This is a contrived example, but the idea of a screen texture is to work around the fact that you can't (or at least shouldn't) write to the same texture you're reading from by creating another texture with the content you were trying to read. The place where this comes up in the renderer now is when rendering a material with refraction, since you need to manually blend with the content behind the item being renderer. The built in screen texture renders the background + all opaque items.
The render target will be a texture the same format and size as the color buffer. The size can be some multiple of the original to save resources, but that will affect the quality for anyone using it. The built in one currently creates a rendertarget without multisampling enabled even if the original color buffer is using multisampling, so thats at least something to consider (mostly because of the extra steps necessary when you want to use that texture later).
The renderables will be all opaque renderables. (Does The built-in screen texture include Item2D's?)
One extra issue with this otherwise "easy" usecase is that a screen texture needs to have the same "background" or "clear" mode that the clear mode has. This is challenging because how this is done depends on how the SceneEnvironment. If it's a clear style mode, then a color is passed to beginPass to fill the texture with that color. If the mode is one that is a skybox though, it will use a special pass in the engine which draws the sky either from the lightProbe or a cubeMap. So this usecase would require both a way to explicitly state what the clearColor is, as well as a way to potentially call internal passes with another render target. For example, the SkyboxPass, or SkyboxCubeMapPass.

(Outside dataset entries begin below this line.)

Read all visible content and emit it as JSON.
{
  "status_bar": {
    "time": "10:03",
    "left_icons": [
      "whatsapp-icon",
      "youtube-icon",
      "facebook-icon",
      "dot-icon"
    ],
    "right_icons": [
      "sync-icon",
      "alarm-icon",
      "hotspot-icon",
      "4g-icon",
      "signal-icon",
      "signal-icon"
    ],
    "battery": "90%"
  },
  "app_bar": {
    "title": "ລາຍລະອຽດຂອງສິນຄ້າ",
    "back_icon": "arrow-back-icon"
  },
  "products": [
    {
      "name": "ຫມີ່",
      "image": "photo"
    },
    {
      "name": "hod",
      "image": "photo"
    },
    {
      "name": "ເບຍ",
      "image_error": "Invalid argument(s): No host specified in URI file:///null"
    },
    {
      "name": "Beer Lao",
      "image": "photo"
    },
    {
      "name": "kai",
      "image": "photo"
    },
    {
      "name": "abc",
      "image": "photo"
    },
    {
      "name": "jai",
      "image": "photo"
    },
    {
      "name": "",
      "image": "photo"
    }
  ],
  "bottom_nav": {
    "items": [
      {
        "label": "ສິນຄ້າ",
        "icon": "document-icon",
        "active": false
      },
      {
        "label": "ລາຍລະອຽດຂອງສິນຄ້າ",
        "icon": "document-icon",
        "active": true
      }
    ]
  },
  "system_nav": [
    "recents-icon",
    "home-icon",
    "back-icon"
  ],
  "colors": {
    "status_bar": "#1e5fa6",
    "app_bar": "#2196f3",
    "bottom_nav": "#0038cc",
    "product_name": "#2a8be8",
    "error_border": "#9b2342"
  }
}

For Material Overrides, this one is easy, since you don't want to override, you just want to use the original material.
Layer Masks
Create a mask/stencil from a subset of renderables
In this case, you want to fill a single channel value when some subset of rendables are present. This can be used by effects or other materials to perform special behaviors on overlap. For example, say you don't want to perform a particular effect on parts of the scene, so those parts get marked as part of a layer, and then the texture can be used to mask out the effect.
The render target would be a single channel texture format. It could be boolean if you want it on or off, but at least a some bytes would enable a gradient mask.
The renderables would be everything in a particular layer of interest.
The material override would be the material without lighting, outputing on the alpha value as the color.
Unlit Items Layer (+Item2D's)
A layer that gets rendered after the lit scene's been post-proceseed. The unlit items are rendered using the depth buffer from the original lit pass.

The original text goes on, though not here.